Thursday, May 22, 2008

Some thoughts on work

I haven't posted about work for a while. The research project I'm currently working on is a sobering topic, to say the least. Its goal is to improve end-of-life care for children who die in the pediatric ICU. Yes: improve end-of-life care for CHILDREN. Who DIE. It's a sad topic, to put it mildly.

But in the day-to-day work of the study, I don't focus so much on the kids who die and the families left behind, and instead I deal with the realities of coordinating a research study, which includes lots of emails and phone calls and dealing with human subjects issues and institutional review boards and research coordinators and forms and schedules... you get the picture.

Yesterday, however, was one of those days that the reality of the work hit me full in the face. As part of a meeting with other researchers working on similar issues, we saw a training video that is used to train medical professionals to be more sensitive and effective when dealing with parents of kids who are trying to make end-of-life decisions. We watched this video, with actors mind you, and it depicted a sad story of a little boy who had a near-drowning experience, and now he was essentially in a vegetative state.
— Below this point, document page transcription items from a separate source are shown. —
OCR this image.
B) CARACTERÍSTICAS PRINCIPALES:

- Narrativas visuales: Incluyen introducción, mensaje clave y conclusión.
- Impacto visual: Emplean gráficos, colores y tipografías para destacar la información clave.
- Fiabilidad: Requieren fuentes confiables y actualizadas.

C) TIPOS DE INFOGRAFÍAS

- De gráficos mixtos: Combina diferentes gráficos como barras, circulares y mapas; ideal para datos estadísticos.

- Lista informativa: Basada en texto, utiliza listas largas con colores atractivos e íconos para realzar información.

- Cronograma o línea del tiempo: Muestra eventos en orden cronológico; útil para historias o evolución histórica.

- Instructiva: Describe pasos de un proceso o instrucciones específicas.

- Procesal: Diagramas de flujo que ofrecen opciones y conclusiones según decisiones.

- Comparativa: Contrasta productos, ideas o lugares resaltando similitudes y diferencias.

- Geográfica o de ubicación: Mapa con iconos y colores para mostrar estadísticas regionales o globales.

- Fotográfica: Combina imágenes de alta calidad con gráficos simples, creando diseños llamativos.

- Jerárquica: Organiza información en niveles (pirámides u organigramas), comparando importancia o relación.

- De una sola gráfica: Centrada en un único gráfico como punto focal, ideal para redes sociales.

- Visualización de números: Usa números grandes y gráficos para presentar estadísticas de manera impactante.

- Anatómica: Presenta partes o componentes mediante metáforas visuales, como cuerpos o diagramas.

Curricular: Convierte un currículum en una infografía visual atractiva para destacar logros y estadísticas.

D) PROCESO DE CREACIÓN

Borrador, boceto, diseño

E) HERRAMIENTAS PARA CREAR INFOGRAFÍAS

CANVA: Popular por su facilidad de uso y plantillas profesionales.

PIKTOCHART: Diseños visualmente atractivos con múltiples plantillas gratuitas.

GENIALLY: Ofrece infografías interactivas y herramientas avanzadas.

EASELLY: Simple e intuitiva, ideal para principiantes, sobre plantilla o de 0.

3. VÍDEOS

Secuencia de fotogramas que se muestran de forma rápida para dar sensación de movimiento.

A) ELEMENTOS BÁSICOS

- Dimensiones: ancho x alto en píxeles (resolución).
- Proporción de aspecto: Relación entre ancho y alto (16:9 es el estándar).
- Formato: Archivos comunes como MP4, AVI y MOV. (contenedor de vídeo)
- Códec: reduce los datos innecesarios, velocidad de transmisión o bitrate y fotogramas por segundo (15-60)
His poor parents were talking with the doctors, trying to figure out what to do. The choices were basically: you can keep him alive with machines (a breathing machine and a feeding tube) but he won't have any quality of life (at least in my opinion); or you can withdraw life support and let nature take its course. Even though it was just a video, even though it was actors, even though I work with these issues almost every day... it was still very emotional for me. Just the thought of having to really deal with this issue in my life makes me so sad.

On the other hand, we got some wonderful, positive feedback in this meeting that the work we/I've been working on for over a year is really yielding some fruit. We are working on a survey that will be used to assess the experience of kids and families during the end-of-life experience. What's different about this survey is that it's from the point of view of the parents, instead of from the point of view of the clinicians. So it really gets at what kids and parents and families need in this terrible situation and whether their needs are being met. It was very validating to hear that folks in the field thought we are doing a good job. So that was the good part of the day.


Anonymous said...

It's so important that all stages of life be of good quality, even the end. Good for you.

Radiomom Rhetoric said...

Hi there--followed your link in a Manic Mommies post...

Interesting work! I was with my sister and her husband as they removed life support from my infant niece. I was amazed at how much the parents (even though they may not remember all the details) were EDUCATED by the professionals in the NICU.

It was a really sad time for our family, but you also come to appreciate the gift of really good care. 6 months late, as we watched our father pass in hospice, it actually made the death experience much (dare I say) EASIER to deal with.

Anonymous said...

Hello! I am very interested in the work that you are doing as I am working to develop a very similar survey to ask bereaved parents about the quality of care they and their child received in hospital (not just ICU). I am doing this work as part of a PhD in nursing. I am wondering if there is some way for us to connect appart from this blog (I am new to this blogging thing :-)) Good luck with your work. Obviously I am a little biased, but I think it is so important!!